The government passed the AIIMS Act in order to create AIIMS institutions. According to the Act, all AIIMS institutions are institutions of national importance and they would function as autonomous bodies under the Health Ministry.

As per the Act, the objectives of establishing the new AIIMS are mentioned below.

  • Developing teaching patterns in UG and PG medical education so as to demonstrate high standards of medical education in all institutes in India.
  • Bringing together in one place educational facilities of the highest order for training personnel in all important branches of health activity.
  • Attaining self-sufficiency in PG medical education.

For other government schemes related to the health sector, check the table below:

 

Pradhan Mantri Swasthya Suraksha Yojana Concerns

In 2018, the Comptroller and Auditor General of India (CAG) submitted a report on the performance of the PMSSY. Some of the concerns flagged in the report are discussed below.

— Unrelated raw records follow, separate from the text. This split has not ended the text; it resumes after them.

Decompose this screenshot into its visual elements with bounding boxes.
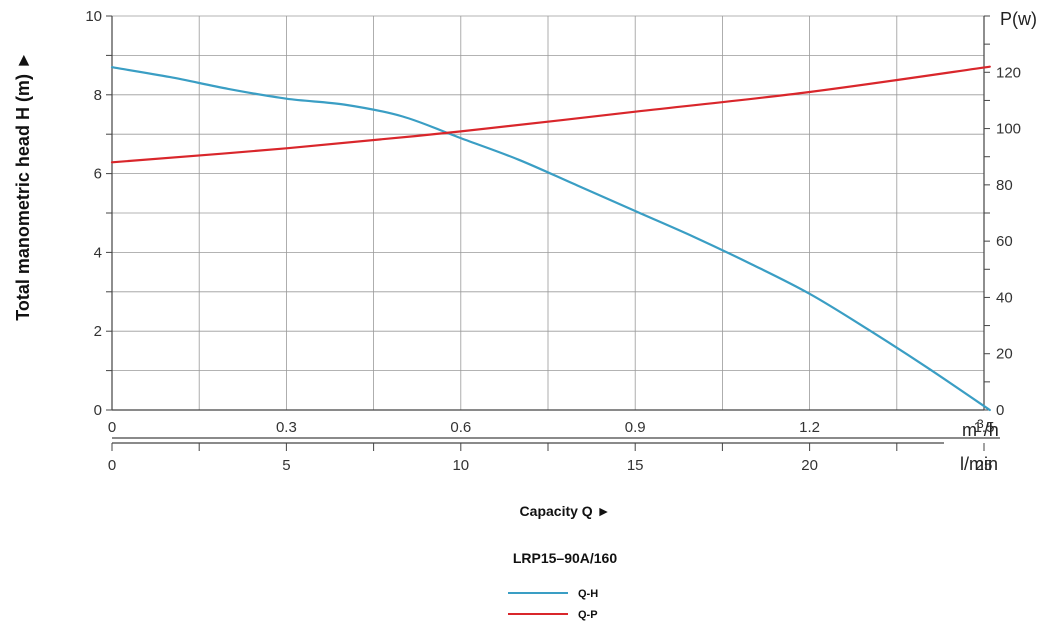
x-tick-label: 0.3 [276,419,297,436]
chart-title: LRP15–90A/160 [513,550,618,566]
y2-tick-label: 20 [996,346,1013,363]
x2-tick-label: 0 [108,457,116,474]
y-axis-right: 0 20 40 60 80 100 120 [984,15,1021,419]
legend-label-q-p: Q-P [578,609,598,621]
y2-tick-label: 100 [996,121,1021,138]
y-tick-label: 6 [94,166,102,183]
plot-frame [111,16,1000,444]
grid [111,15,985,411]
y-axis-left: 0 2 4 6 8 10 [85,8,112,419]
x-tick-label: 0 [108,419,116,436]
y-tick-label: 8 [94,87,102,104]
y2-tick-label: 40 [996,289,1013,306]
y-tick-label: 2 [94,323,102,340]
y-tick-label: 10 [85,8,102,25]
x-tick-label: 1.5 [974,419,995,436]
y2-tick-label: 80 [996,177,1013,194]
legend-label-q-h: Q-H [578,588,598,600]
x2-tick-label: 15 [627,457,644,474]
y-axis-label: Total manometric head H (m) ► [13,51,33,321]
x-axis-secondary: 0 5 10 15 20 25 [108,443,993,474]
x-unit-primary-tail: /h [984,420,999,440]
y2-tick-label: 120 [996,64,1021,81]
y2-tick-label: 60 [996,233,1013,250]
series-line-q-h [110,66,991,412]
x-unit-primary: m3/h [962,417,999,440]
series-line-q-p [110,65,991,164]
y-tick-label: 0 [94,402,102,419]
x-unit-primary-exp: 3 [977,417,984,431]
y-tick-label: 4 [94,244,102,261]
y2-axis-label: P(w) [1000,9,1037,29]
legend: Q-H Q-P [508,588,598,621]
x-axis-label: Capacity Q ► [520,503,611,519]
y2-tick-label: 0 [996,402,1004,419]
x-unit-primary-base: m [962,420,977,440]
x2-tick-label: 20 [801,457,818,474]
x-tick-label: 1.2 [799,419,820,436]
series-lines [110,65,991,412]
x-tick-label: 0.6 [450,419,471,436]
x-axis-primary: 0 0.3 0.6 0.9 1.2 1.5 [108,419,995,436]
x2-tick-label: 5 [282,457,290,474]
x-unit-secondary: l/min [960,454,998,474]
x2-tick-label: 25 [976,457,993,474]
x2-tick-label: 10 [452,457,469,474]
x-tick-label: 0.9 [625,419,646,436]
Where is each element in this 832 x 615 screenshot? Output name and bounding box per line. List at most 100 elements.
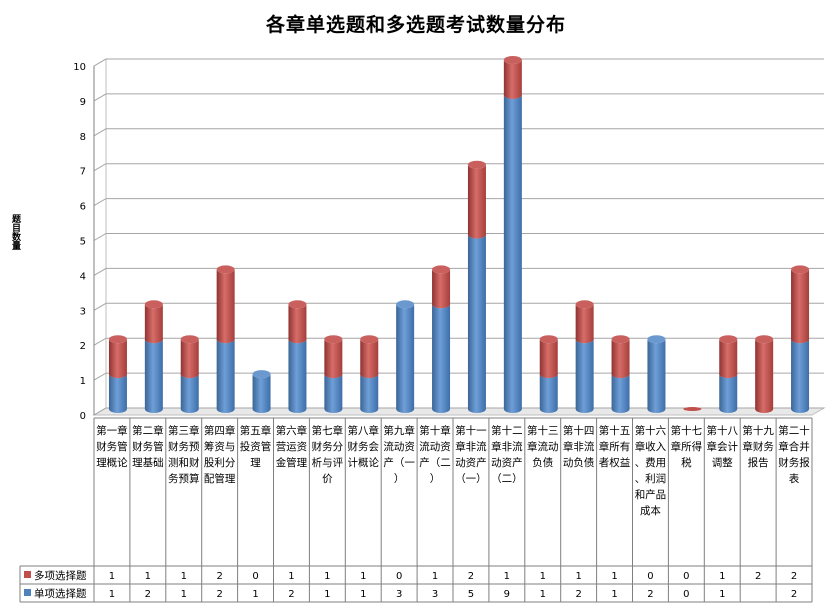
bar-multi-choice-body xyxy=(755,339,774,413)
bar-single-choice-top xyxy=(647,335,666,344)
bar-multi-choice xyxy=(503,56,522,99)
bar-single-choice-body xyxy=(432,304,451,413)
table-value-multi-choice: 1 xyxy=(324,571,330,582)
bar-multi-choice-body xyxy=(575,304,594,344)
table-value-single-choice: 2 xyxy=(145,589,151,600)
x-tick-label: 第十章流动资产（二） xyxy=(419,424,451,485)
table-value-single-choice: 2 xyxy=(216,589,222,600)
table-value-single-choice: 1 xyxy=(324,589,330,600)
table-value-multi-choice: 1 xyxy=(360,571,366,582)
chart-walls xyxy=(92,58,826,416)
bar-multi-choice-body xyxy=(108,339,127,379)
bar-single-choice-body xyxy=(324,374,343,413)
legend-multi-choice-swatch xyxy=(24,571,31,578)
bar-single-choice-top xyxy=(396,300,415,309)
gridline xyxy=(93,198,824,207)
bar-multi-choice-top xyxy=(180,335,199,344)
y-tick-label: 10 xyxy=(73,62,86,73)
table-value-multi-choice: 2 xyxy=(216,571,222,582)
bar-multi-choice xyxy=(288,300,307,344)
table-value-multi-choice: 1 xyxy=(109,571,115,582)
bar-single-choice xyxy=(432,300,451,413)
y-tick-label: 5 xyxy=(80,237,86,248)
table-value-multi-choice: 1 xyxy=(504,571,510,582)
table-value-single-choice: 3 xyxy=(432,589,438,600)
bar-single-choice-top xyxy=(252,370,271,379)
bar-multi-choice xyxy=(791,265,810,344)
table-value-multi-choice: 0 xyxy=(252,571,258,582)
x-tick-label: 第二章财务管理基础 xyxy=(132,424,164,469)
x-tick-label: 第九章流动资产（一） xyxy=(383,424,415,485)
bar-multi-choice-top xyxy=(503,56,522,64)
table-value-multi-choice: 2 xyxy=(755,571,761,582)
y-tick-label: 9 xyxy=(80,97,86,108)
table-value-multi-choice: 1 xyxy=(181,571,187,582)
table-value-multi-choice: 2 xyxy=(468,571,474,582)
bar-multi-choice-body xyxy=(288,304,307,344)
x-tick-label: 第十三章流动负债 xyxy=(527,424,559,469)
bar-single-choice xyxy=(575,335,594,413)
bar-multi-choice xyxy=(432,265,451,309)
table-value-multi-choice: 0 xyxy=(396,571,402,582)
bar-single-choice-body xyxy=(503,94,522,413)
gridline xyxy=(93,372,824,381)
chart-title: 各章单选题和多选题考试数量分布 xyxy=(265,14,566,36)
y-tick-label: 1 xyxy=(80,376,86,387)
bar-single-choice-body xyxy=(216,339,235,413)
bar-single-choice xyxy=(396,300,415,413)
x-tick-label: 第二十章合并财务报表 xyxy=(778,424,810,485)
bar-multi-choice-body xyxy=(719,339,738,379)
y-tick-label: 6 xyxy=(80,202,86,213)
bar-multi-choice-body xyxy=(360,339,379,379)
bar-multi-choice xyxy=(611,335,630,379)
x-tick-label: 第十四章非流动负债 xyxy=(563,424,595,469)
legend-multi-choice-label: 多项选择题 xyxy=(34,569,87,582)
table-value-single-choice: 0 xyxy=(683,589,689,600)
bar-single-choice-body xyxy=(108,374,127,413)
bar-multi-choice-top xyxy=(324,335,343,344)
gridlines xyxy=(93,58,824,416)
bar-multi-choice-body xyxy=(432,269,451,309)
table-value-single-choice: 2 xyxy=(791,589,797,600)
bar-multi-choice-top xyxy=(360,335,379,344)
x-tick-label: 第六章营运资金管理 xyxy=(276,424,308,469)
bar-single-choice xyxy=(791,335,810,413)
bar-multi-choice xyxy=(755,335,774,413)
bar-single-choice xyxy=(647,335,666,413)
table-value-single-choice: 2 xyxy=(575,589,581,600)
table-value-multi-choice: 2 xyxy=(791,571,797,582)
bar-zero-marker xyxy=(683,407,702,411)
bar-multi-choice xyxy=(324,335,343,379)
bar-multi-choice xyxy=(108,335,127,379)
bar-multi-choice xyxy=(539,335,558,379)
bar-multi-choice-top xyxy=(791,265,810,274)
bar-multi-choice xyxy=(144,300,163,344)
gridline xyxy=(93,163,824,172)
bar-single-choice-body xyxy=(539,374,558,413)
table-value-multi-choice: 1 xyxy=(432,571,438,582)
table-value-single-choice: 1 xyxy=(540,589,546,600)
y-tick-label: 3 xyxy=(80,306,86,317)
bar-multi-choice-top xyxy=(432,265,451,274)
bar-multi-choice-top xyxy=(216,265,235,274)
bar-multi-choice xyxy=(216,265,235,344)
bar-multi-choice xyxy=(180,335,199,379)
bar-multi-choice-top xyxy=(719,335,738,344)
x-tick-label: 第十五章所有者权益 xyxy=(599,424,631,469)
x-tick-label: 第一章财务管理概论 xyxy=(96,424,128,469)
bar-multi-choice-top xyxy=(108,335,127,344)
x-tick-label: 第十七章所得税 xyxy=(671,424,703,469)
bar-multi-choice-body xyxy=(180,339,199,379)
gridline xyxy=(93,128,824,137)
table-value-multi-choice: 1 xyxy=(288,571,294,582)
bar-multi-choice-top xyxy=(144,300,163,309)
y-tick-label: 8 xyxy=(80,132,86,143)
x-tick-label: 第七章财务分析与评价 xyxy=(312,424,344,485)
floor xyxy=(92,407,826,416)
legend-single-choice-swatch xyxy=(24,589,31,596)
legend-single-choice-label: 单项选择题 xyxy=(34,587,87,600)
x-tick-label: 第十一章非流动资产（一） xyxy=(455,424,487,485)
bar-multi-choice-top xyxy=(467,160,486,169)
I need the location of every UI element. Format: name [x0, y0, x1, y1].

  • Even though the scheme was announced in 2003, no operational guidelines had been formulated for it since its inception. Hence, several decisions were taken in an ad hoc manner. Additionally, there was an increase in costs and delays in the implementation.
    • The report recommended that guidelines be formulated for the same. Also, that evaluation studies should be taken up for status check and in the identification of weaknesses in planning & implementation.
  • The report said that a significant portion of the funds allocated to the scheme was not utilised due to: (1) Delays in getting approvals; (2) Slow pace of equipment procurement; (3) Posts not being filled; (4) Pending utilisation certificates. The CAG noted that there was no mechanism in place for monitoring actual expenditure which led to accumulation of unspent funds. 
    • The report recommended that the Ministry should ensure that contracts were adhered to in the completion of works. Additionally, accountability should be fixed in case of additional expenditure without adequate justification for the same.
  • There were delays in execution of work by as much as five years due to poor contract management and inadequate monitoring. There were also other deficiencies in the work such as (1) Improper estimation of scope and quantities; (2) Delay in procurement and installation of equipment; (3) Contractors being paid extra.
    • The CAG recommended that better monitoring of projects should be undertaken to speed up the completion of the pending work.
  • The report said that there was an acute shortage of faculty and non-faculty posts in the AIIMS which led to restricted functioning of several departments. It also led to the dependence on outsourced employees who were hired on a contractual basis. Further, delays in filling up sanctioned posts were attributed to delay in finalising recruitment rules, court cases and non-availability of eligible candidates.
    • The report suggested the Ministry to take up several steps to fill up the vacant posts in the institutes.
  • The report said that the committees constituted at national, state, and institute levels to review the project implementation were non-functional.
    • The CAG recommended effective monitoring by the committees for the synchronisation of activities related to the completion of works and procurement of equipment.